A noter que le palais abrite également le parlement, mais malgré ses salles remarquablement décorées, il a été fermé aux touristes pour des raisons sécuritaires. Pour rappel, il a été construit au 15ème siècle et il a été témoin d’extensions et de rénovations majeures sous les Beys de la dynastie Muradide et les Husaynide, qui l’ont utilisé comme résidence principale et siège du pouvoir.
« C’est dommage que les visiteurs ne savent pas vraiment ce qu’est Bardo », a confié Ben Moussa. « Ils ne savent pas que c’est aussi un palais. Ils n’ont pas la possibilité de découvrir toute sa richesse ».

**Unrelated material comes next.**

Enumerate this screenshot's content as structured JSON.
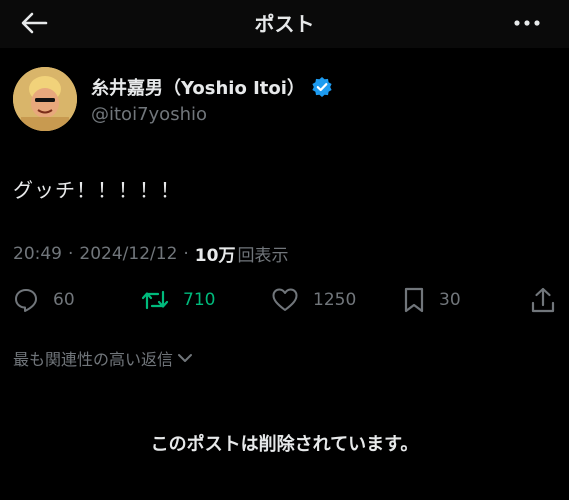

Hormis le coût élevé des restaurations, il y a une autre raison à la négligence des palais des Beys de Tunisie. Kmar Bendana, professeur d’histoire contemporaine à l’Université de Manouba explique : « La négligence des palais beylicaux est un phénomène ancien…, l’histoire des Beys a été instrumentalisée… elle a représenté tous les Beys en tant que collaborateurs des français [parce qu’ils ont permis à la Tunisie de devenir un protectorat français]».

En 1869, la Tunisie s’est déclarée en faillite, ce qui a permis à un comité international comprenant la France, la Grande-Bretagne et l’Italie de surveiller les finances du pays. En 1881, après que la France eut envahi la Tunisie, les Beys de la dynastie des Husaynide se sont rendus et ont signé le Traité de Bardo qui a ouvert la voie au protectorat français sur la Tunisie. Le traité a laissé les monarques de la dynastie Husaynide sur le trône, mais sans aucune autorité réelle.
Dans ce contexte, Professeur Kharrat a conclu : « Aujourd’hui, nous devons redéfinir le lien entre la monarchie, les Beys qui ont construit ces monuments et les palais eux-mêmes avec toute leur signification patrimoniale ».